И тут, когда я поняла, что мне нужно делать (а это, как известно, в жизни главное), и почти расслабилась, я увидела, как ко мне, явно ко мне, направляется мужчина. Фирмач, высокий, светловолосый и бородатый, вполне симпатичный дядька. Присаживается рядом, правда, испросив позволения. На это моего скудного английского хватает (о дивные знания, полученные в советской десятилетке!). И тут я вижу, как вся публика разворачивается на сто восемьдесят градусов в мою сторону – и девочки, и бармен. Я покрываюсь испариной и выдавливаю из себя жалкое подобие улыбки. И на всякий случай отодвигаюсь от фирмача подальше – диванчик позволяет – сантиметров эдак на пять-шесть. Он радостно придвигается ко мне. Отступать некуда, только если бежать. Он что-то мне рассказывает, закидывает ногу на ногу, раскуривает трубку, и в этот момент я начинаю сомневаться: а вдруг я не права? Может, человек просто захотел побеседовать, хотя собеседник из меня... прямо скажем. Из жалкого набора слов, которые я в другой, менее ответственный момент, может быть, и вспомнила бы, сейчас осталось только «сорри» и «фенькью» – очень миленько и обнадеживающе. Именно это я и лепечу примерно раз в минуту. А его, кажется, это не слишком задевает.

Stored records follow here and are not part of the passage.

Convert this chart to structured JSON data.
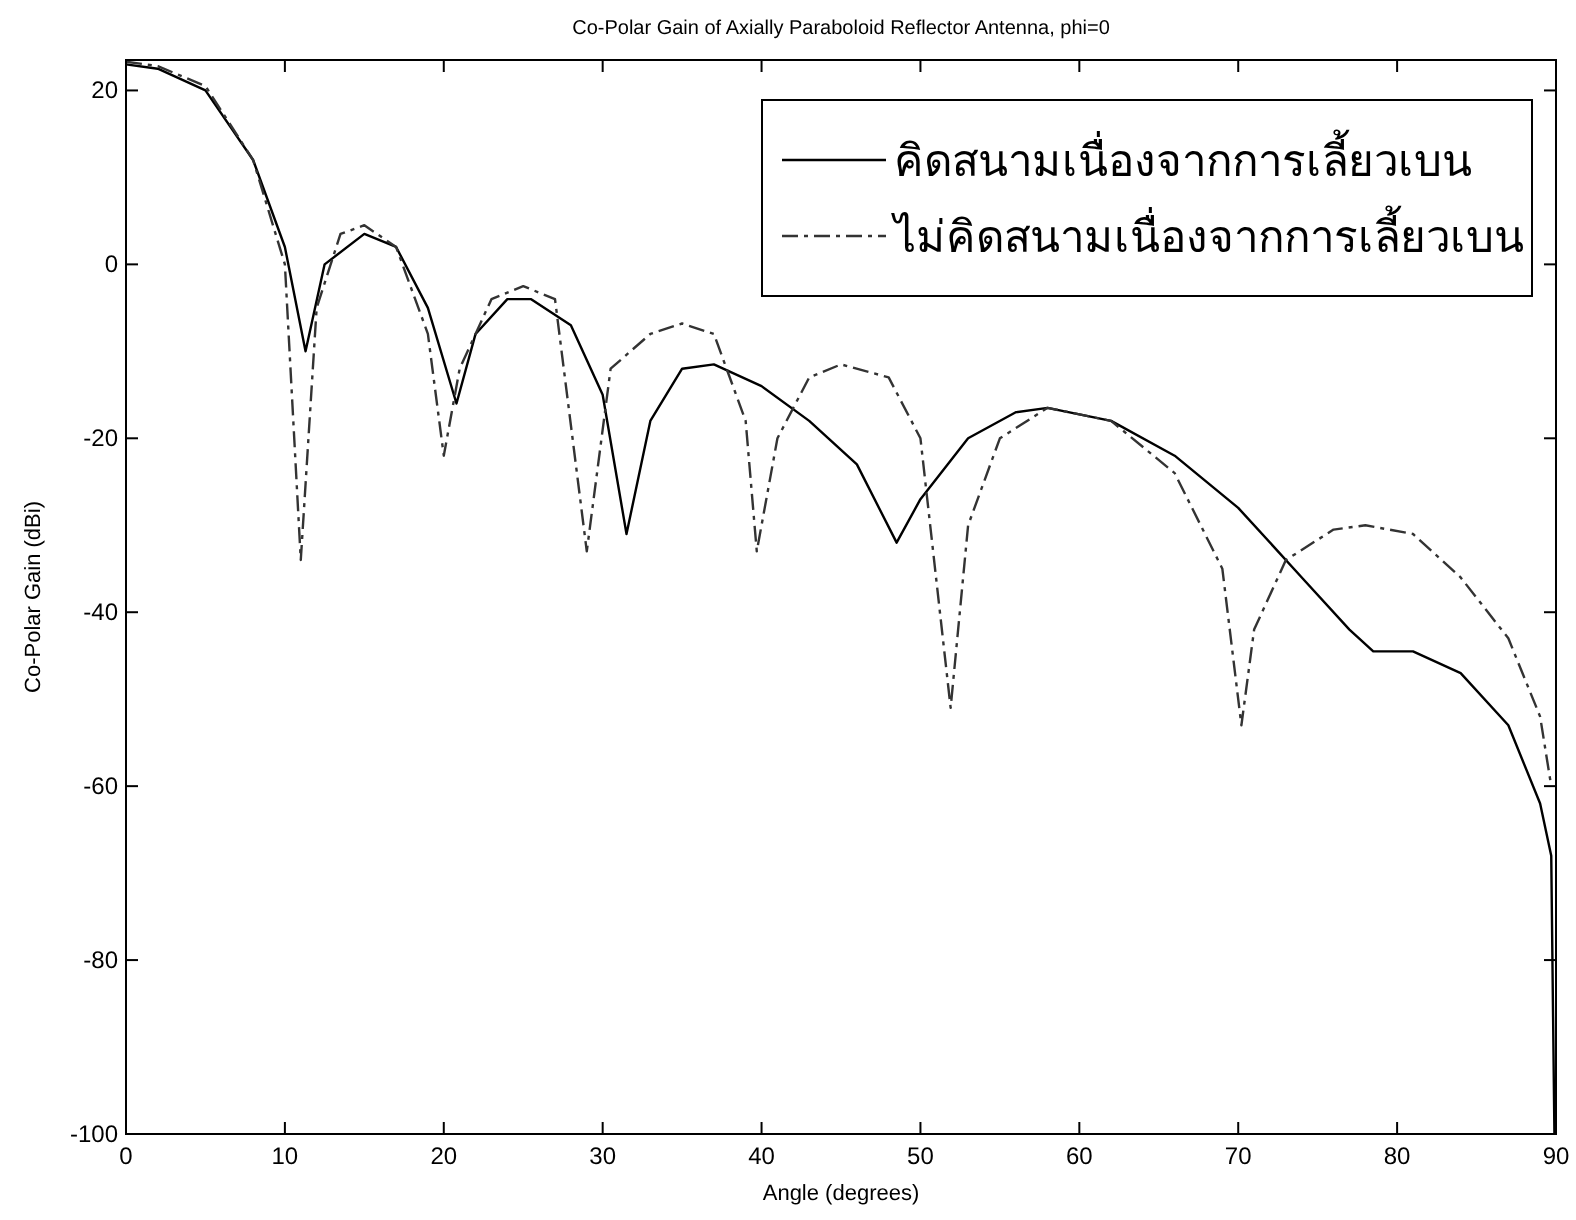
{
  "chart_data": {
    "type": "line",
    "title": "Co-Polar Gain of Axially Paraboloid Reflector Antenna, phi=0",
    "xlabel": "Angle (degrees)",
    "ylabel": "Co-Polar Gain (dBi)",
    "xlim": [
      0,
      90
    ],
    "ylim": [
      -100,
      23.5
    ],
    "xticks": [
      0,
      10,
      20,
      30,
      40,
      50,
      60,
      70,
      80,
      90
    ],
    "yticks": [
      -100,
      -80,
      -60,
      -40,
      -20,
      0,
      20
    ],
    "grid": false,
    "legend": "top right",
    "series": [
      {
        "name": "คิดสนามเนื่องจากการเลี้ยวเบน",
        "color": "#000000",
        "line_style": "solid",
        "x": [
          0,
          2,
          5,
          8,
          10,
          11.3,
          12.5,
          15,
          17,
          19,
          20.8,
          22,
          24,
          25.5,
          28,
          30,
          31.5,
          33,
          35,
          37,
          40,
          43,
          46,
          48.5,
          50,
          53,
          56,
          58,
          62,
          66,
          70,
          74,
          77,
          78.5,
          81,
          84,
          87,
          89,
          89.7,
          89.9
        ],
        "values": [
          23,
          22.5,
          20,
          12,
          2,
          -10,
          0,
          3.5,
          2,
          -5,
          -16,
          -8,
          -4,
          -4,
          -7,
          -15,
          -31,
          -18,
          -12,
          -11.5,
          -14,
          -18,
          -23,
          -32,
          -27,
          -20,
          -17,
          -16.5,
          -18,
          -22,
          -28,
          -36,
          -42,
          -44.5,
          -44.5,
          -47,
          -53,
          -62,
          -68,
          -100
        ]
      },
      {
        "name": "ไม่คิดสนามเนื่องจากการเลี้ยวเบน",
        "color": "#333333",
        "line_style": "dashdot",
        "x": [
          0,
          2,
          5,
          8,
          10,
          11,
          12,
          13.5,
          15,
          17,
          19,
          20,
          21,
          23,
          25,
          27,
          29,
          30.5,
          33,
          35,
          37,
          39,
          39.7,
          41,
          43,
          45,
          48,
          50,
          51.9,
          53,
          55,
          58,
          62,
          66,
          69,
          70.2,
          71,
          73,
          76,
          78,
          81,
          84,
          87,
          89,
          89.7
        ],
        "values": [
          23.3,
          22.8,
          20.5,
          12,
          0,
          -34,
          -5,
          3.5,
          4.5,
          2,
          -8,
          -22,
          -12,
          -4,
          -2.5,
          -4,
          -33,
          -12,
          -8,
          -6.8,
          -8,
          -18,
          -33,
          -20,
          -13,
          -11.5,
          -13,
          -20,
          -51,
          -30,
          -20,
          -16.5,
          -18,
          -24,
          -35,
          -53,
          -42,
          -34,
          -30.5,
          -30,
          -31,
          -36,
          -43,
          -52,
          -60
        ]
      }
    ]
  }
}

«Господи, ну чего ему надо? Я его совсем не понимаю!» И под прицелом любопытных и внимательных глаз никак не могу собрать волю в кулак и объяснить дяде, где находится ресепшен, или справочное бюро, как говорили тогда, где полно квалифицированных англоговорящих людей, которые дали бы ответы на все его вопросы. А то привязался к девочке какой-то полудебильной! Хотя разве у него вопросы? Что-то рассказывает, улыбается. Теперь вот что-то вопрошает.

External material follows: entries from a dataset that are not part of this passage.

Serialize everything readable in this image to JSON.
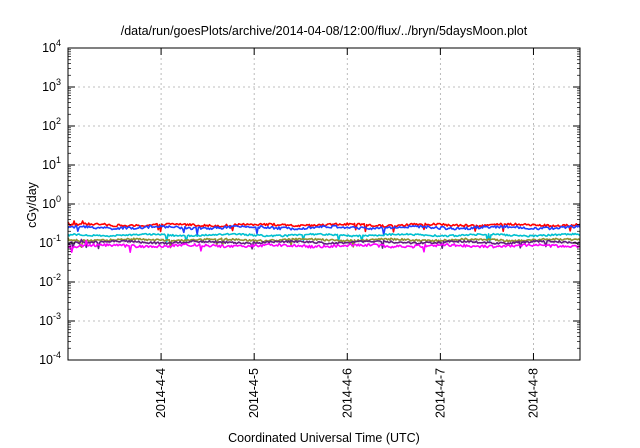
{
  "chart_data": {
    "type": "line",
    "title": "/data/run/goesPlots/archive/2014-04-08/12:00/flux/../bryn/5daysMoon.plot",
    "xlabel": "Coordinated Universal Time (UTC)",
    "ylabel": "cGy/day",
    "yscale": "log",
    "ylim": [
      0.0001,
      10000
    ],
    "xlim": [
      "2014-04-03 00:00",
      "2014-04-08 12:00"
    ],
    "grid": true,
    "legend": "none",
    "y_ticks": [
      {
        "value": 0.0001,
        "base": "10",
        "exp": "-4"
      },
      {
        "value": 0.001,
        "base": "10",
        "exp": "-3"
      },
      {
        "value": 0.01,
        "base": "10",
        "exp": "-2"
      },
      {
        "value": 0.1,
        "base": "10",
        "exp": "-1"
      },
      {
        "value": 1,
        "base": "10",
        "exp": "0"
      },
      {
        "value": 10,
        "base": "10",
        "exp": "1"
      },
      {
        "value": 100,
        "base": "10",
        "exp": "2"
      },
      {
        "value": 1000,
        "base": "10",
        "exp": "3"
      },
      {
        "value": 10000,
        "base": "10",
        "exp": "4"
      }
    ],
    "x_ticks": [
      {
        "value": "2014-04-04 00:00",
        "label": "2014-4-4"
      },
      {
        "value": "2014-04-05 00:00",
        "label": "2014-4-5"
      },
      {
        "value": "2014-04-06 00:00",
        "label": "2014-4-6"
      },
      {
        "value": "2014-04-07 00:00",
        "label": "2014-4-7"
      },
      {
        "value": "2014-04-08 00:00",
        "label": "2014-4-8"
      }
    ],
    "series": [
      {
        "color": "#ff0000",
        "level": 0.29,
        "jitter": 0.07
      },
      {
        "color": "#2040ff",
        "level": 0.25,
        "jitter": 0.08
      },
      {
        "color": "#00c0d0",
        "level": 0.16,
        "jitter": 0.05
      },
      {
        "color": "#909030",
        "level": 0.12,
        "jitter": 0.06
      },
      {
        "color": "#602080",
        "level": 0.105,
        "jitter": 0.06
      },
      {
        "color": "#ff00ff",
        "level": 0.085,
        "jitter": 0.08
      }
    ]
  }
}
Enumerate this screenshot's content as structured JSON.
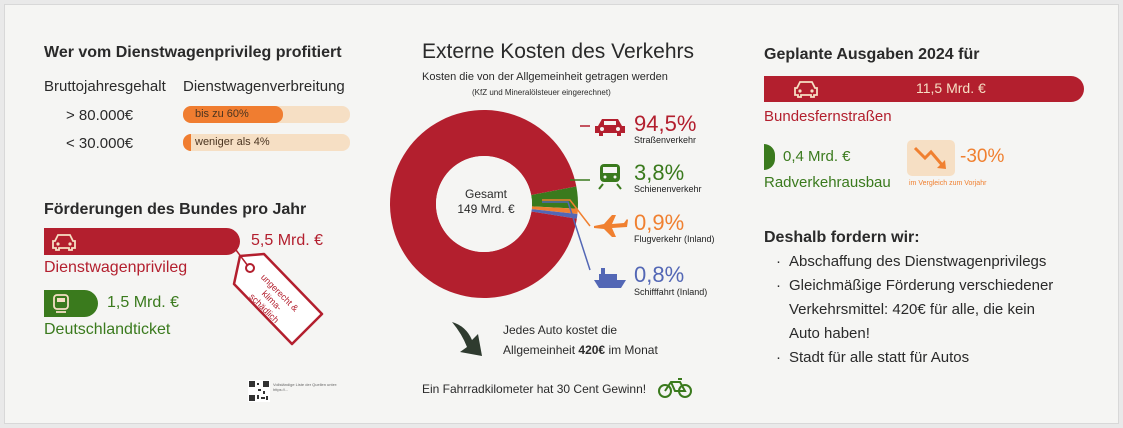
{
  "left": {
    "title": "Wer vom Dienstwagenprivileg profitiert",
    "col1": "Bruttojahresgehalt",
    "col2": "Dienstwagenverbreitung",
    "rows": [
      {
        "salary": "> 80.000€",
        "label": "bis zu 60%",
        "share": 0.6
      },
      {
        "salary": "< 30.000€",
        "label": "weniger als 4%",
        "share": 0.04
      }
    ],
    "funding_title": "Förderungen des Bundes pro Jahr",
    "privilege_value": "5,5 Mrd. €",
    "privilege_label": "Dienstwagenprivileg",
    "tag_text": [
      "ungerecht &",
      "klima-",
      "schädlich"
    ],
    "ticket_value": "1,5 Mrd. €",
    "ticket_label": "Deutschlandticket",
    "qr_caption": "Vollständige Liste der Quellen unter: https://..."
  },
  "center": {
    "title": "Externe Kosten des Verkehrs",
    "subtitle": "Kosten die von der Allgemeinheit getragen werden",
    "subnote": "(KfZ und Mineralölsteuer eingerechnet)",
    "total_label": "Gesamt",
    "total_value": "149 Mrd. €",
    "items": [
      {
        "pct": "94,5%",
        "label": "Straßenverkehr",
        "icon": "car-icon"
      },
      {
        "pct": "3,8%",
        "label": "Schienenverkehr",
        "icon": "train-icon"
      },
      {
        "pct": "0,9%",
        "label": "Flugverkehr (Inland)",
        "icon": "plane-icon"
      },
      {
        "pct": "0,8%",
        "label": "Schifffahrt (Inland)",
        "icon": "ship-icon"
      }
    ],
    "auto_line1": "Jedes Auto kostet die",
    "auto_line2_pre": "Allgemeinheit",
    "auto_line2_bold": "420€",
    "auto_line2_post": "im Monat",
    "bike_note": "Ein Fahrradkilometer hat 30 Cent Gewinn!"
  },
  "chart_data": {
    "type": "pie",
    "title": "Externe Kosten des Verkehrs",
    "categories": [
      "Straßenverkehr",
      "Schienenverkehr",
      "Flugverkehr (Inland)",
      "Schifffahrt (Inland)"
    ],
    "values": [
      94.5,
      3.8,
      0.9,
      0.8
    ],
    "colors": [
      "#b31f2e",
      "#3a7a1d",
      "#f08030",
      "#5367b5"
    ]
  },
  "right": {
    "title": "Geplante Ausgaben 2024 für",
    "road_value": "11,5 Mrd. €",
    "road_label": "Bundesfernstraßen",
    "bike_value": "0,4 Mrd. €",
    "bike_label": "Radverkehrausbau",
    "change": "-30%",
    "change_note": "im Vergleich zum Vorjahr",
    "demand_title": "Deshalb fordern wir:",
    "demands": [
      "Abschaffung des Dienstwagenprivilegs",
      "Gleichmäßige Förderung verschiedener",
      "Verkehrsmittel: 420€ für alle, die kein",
      "Auto haben!",
      "Stadt für alle statt für Autos"
    ]
  }
}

Господи! За что мне все это? Мне, далеко не самой робкой, а вот ведь закомплексованный совок – как есть, никуда от него не денешься. Бородач подвинулся ко мне совсем уж интимно и начал называть какие-то цифры. Да... Девочка-то была когда-то совсем неглупая, а вот беременность, тяжелые роды и грудное вскармливание свое дело сделали. Ну спасибо, хоть не обидел. Сто долларов предлагаешь? Нет, немало, совсем немало, даже много. Чересчур даже. На уровне цена, только как бы тебе объяснить, что я здесь по другому поводу? И только я собралась резко встать и оскорбиться, как увидела его расширенные от ужаса глаза и откляченный подбородок. Он смотрел на меня, но не на лицо, а ниже, на грудь, в общем. Господи, ну а там-то он чего не видел?

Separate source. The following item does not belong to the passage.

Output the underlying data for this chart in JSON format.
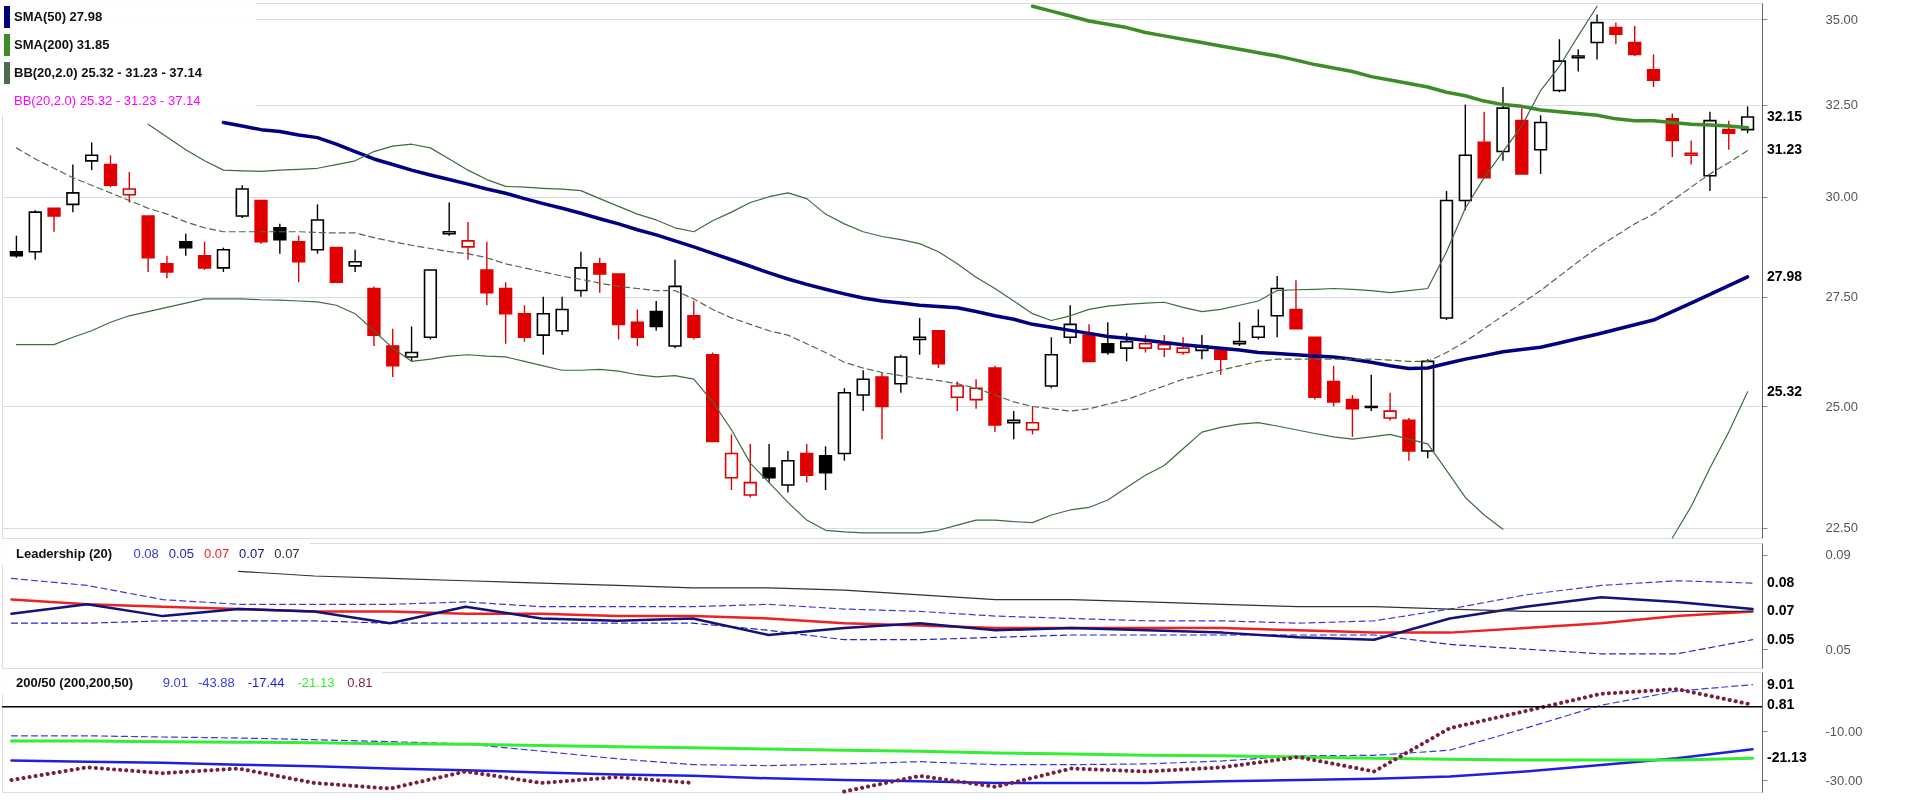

Я опускаю глаза и вижу причину его, мягко говоря, удивления: на черном трикотажном платье медленно, но верно равномерно расплываются два огромных молочных пятна. Да не просто пятна, а через пару минут уже можно будет подставлять тару. Бармен! Элегантный конусообразный бокальчик под мартини подойдет! Мне стало смешно. Решил сластолюбец девочку снять и выбрал загадочную с синяками под глазами, видно, очень порочная девочка. А девочка не загадочная, а озабоченная, а синяки под глазами – от бесконечных бессонных ночей. А тут такое! Вот уж он расскажет на своей сытой родине, что кормящие матери на панель выходят. Вот страна! Вот довели! (Потом мы увидим, что вправду до этого доведут, но это будет спустя лет двадцать.) Мне стало жутковато под прицелом глаз: ни прикрыться, ни укрыться! Вот тебе и выход в свет, вот и погуляли! И все мое упрямство! Ребенку дозвониться! А ребенок-то спит и в звонках твоих не нуждается.
Теперь уже дядька этот «засорькал» беспрестанно, начал пятиться задом и исчез. А я осталась на том же дурацком диване в дурацком мокром платье и в дурацком же положении. Публика уже потеряла ко мне интерес, все занялись своими делами. Тут появился мой муж и начал на меня нервно покрикивать:
– Ну где ты ходишь?
– Я сижу, между прочим, ходишь ты. – В логике мне всегда было отказать трудно.
– Все ждут тебя, цацу, идем, все уже в ресторане, все хотят есть и ждут только тебя!
О Господи! Я всегда должна была чувствовать себя виноватой.
– Не могу, – прошелестела я, – мне нужно домой.
– Что-то с ребенком? – встревожился муж. Отец, надо сказать, он всегда был прекрасный.
– Нет, со мной. Неприятность. Вот. – Я показала ему взглядом вниз.
– Всегда с тобой так. А подумать заранее? А предусмотреть? – шипел он.
– Эй! – услышали мы хрипловатый голос. – Ты сначала поболтайся девять месяцев с брюхом, да при этом жрать тебе подай, постирай, да еще ночью такую позу прими, чтобы и тебе, козлу, хорошо было, и ребеночку не навредить. А потом выроди, выкорми, попробуй денек-другой, а потом поори, если силы останутся!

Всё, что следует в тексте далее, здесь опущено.